NAIROBI: One of the greatest coups Kenya has pulled off is increasing annual tax collection to more than a trillion shillings in a year. The vision behind this, the Kibaki regime told us, was to end dependency on foreign aid. Indeed, the mantra became fashionable that Kulipa ushuru ni kujitegemea (paying taxes is the key to independence). It becomes more pleasant when one considers that we were coming from an era when our national budget always factored a chunk which we expected the so-called development partners to fund. Until it became clear that most donor agencies and countries tied stringent conditions to their aid. To advance that campaign towards freedom, the Jubilee government even paid Anglo-Leasing ‘ghost’ companies, amid protests from the Opposition. The Government was keen to borrow from the international markets through sovereign bonds.

One expected that borrowing through sovereign bonds, and with the introduction of the Kenya Banks’ Reference Rate, commercial banks would no longer focus on lending to the State. It was expected the State would have enough cash for its recurrent and development agenda and the banks would have to beg Njoroge at Muthurwa market to take a loan, even when they know Njoroge might switch off his phone when it is time to pay back. It is a brilliant way of making banks lower their rates and ipso facto fund economic growth. In fact, the reason we saw banks even begging civil servants to take huge loans in the last decade was that the Government had shifted from the short-term 91-day and 182-day Treasury bonds and banks had to direct their lending efforts elsewhere.

But the rosy world where you could get a loan easily to start or expand your business — or to just kick off your shoes at the local and become an overnight billionaire — seems to be crumbling. First came the strengthening of the US economy, which has seen the US dollar ride roughshod over most world currencies. It is in an attempt to arrest further sliding of the shilling that Central Bank decided to raise the base lending rate. This move, however, made banks to revise their lending rates upwards, making the cost of capital for business expansion to shoot through the roof. Indeed, it is on this basis that the World Bank this week revised downwards its earlier forecast that the economy would be whistling at a cool six per cent growth rate.

So where is the problem?

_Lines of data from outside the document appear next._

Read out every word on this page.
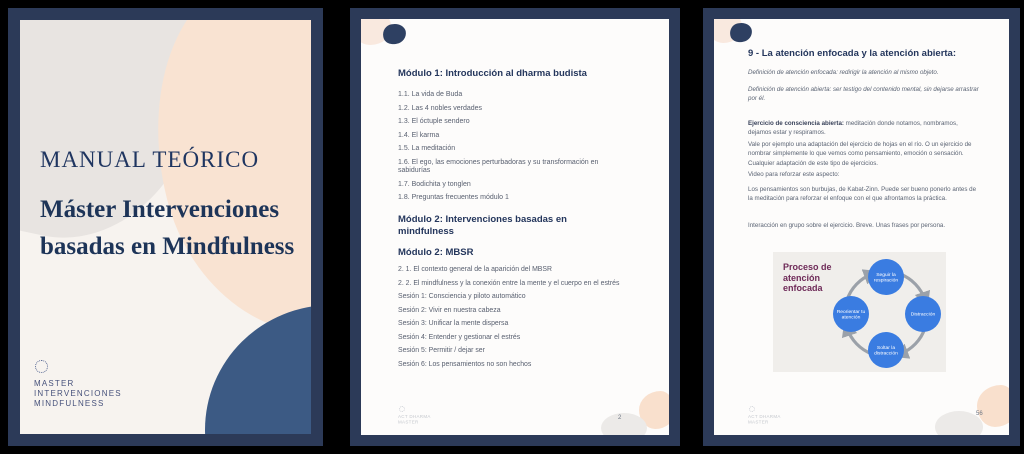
MANUAL TEÓRICO
Máster Intervenciones
basadas en Mindfulness
MASTER
INTERVENCIONES
MINDFULNESS
Módulo 1: Introducción al dharma budista
1.1. La vida de Buda
1.2. Las 4 nobles verdades
1.3. El óctuple sendero
1.4. El karma
1.5. La meditación
1.6. El ego, las emociones perturbadoras y su transformación en sabidurías
1.7. Bodichita y tonglen
1.8. Preguntas frecuentes módulo 1
Módulo 2: Intervenciones basadas en mindfulness
Módulo 2: MBSR
2. 1. El contexto general de la aparición del MBSR
2. 2. El mindfulness y la conexión entre la mente y el cuerpo en el estrés
Sesión 1: Consciencia y piloto automático
Sesión 2: Vivir en nuestra cabeza
Sesión 3: Unificar la mente dispersa
Sesión 4: Entender y gestionar el estrés
Sesión 5: Permitir / dejar ser
Sesión 6: Los pensamientos no son hechos
ACT DHARMA
MASTER
2
9 - La atención enfocada y la atención abierta:

Definición de atención enfocada: redirigir la atención al mismo objeto.

Definición de atención abierta: ser testigo del contenido mental, sin dejarse arrastrar por él.

Ejercicio de consciencia abierta: meditación donde notamos, nombramos, dejamos estar y respiramos.

Vale por ejemplo una adaptación del ejercicio de hojas en el río. O un ejercicio de nombrar simplemente lo que vemos como pensamiento, emoción o sensación. Cualquier adaptación de este tipo de ejercicios.

Video para reforzar este aspecto:

Los pensamientos son burbujas, de Kabat-Zinn. Puede ser bueno ponerlo antes de la meditación para reforzar el enfoque con el que afrontamos la práctica.

Interacción en grupo sobre el ejercicio. Breve. Unas frases por persona.

Proceso de atención enfocada
Seguir la respiración
Distracción
Soltar la distracción
Reorientar tu atención
ACT DHARMA
MASTER
56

Well, I am not an economist, so I will go back to good old common sense and my observation as someone who monitors happenings in the country through the many news reports that are filed by professional journalists across the country; which I’m paid to read very keenly.

One, we have too many development projects going on. And while development is a good thing, a man earning Sh10,000 cannot start building a Sh10 million mansion, unless under the influence of certain uncooked leaves from Mbeere called Muguka. And the question I’m at this point impelled to ask is this: Could we be trying to push an unrealistic and overambitious development agenda that we can ill afford? And could this be the reason that, even after borrowing through sovereign bond and increasing tax revenue, we still have to borrow locally?

Now, my fear is two-fold. One, we should balance between development and our economic ability as a country. Secondly, with so much corruption surrounding the mega projects we are borrowing to finance, we run the risk of burdening our children with a huge debt, a good part of which ended up in ghost accounts and at some individuals’ local bar.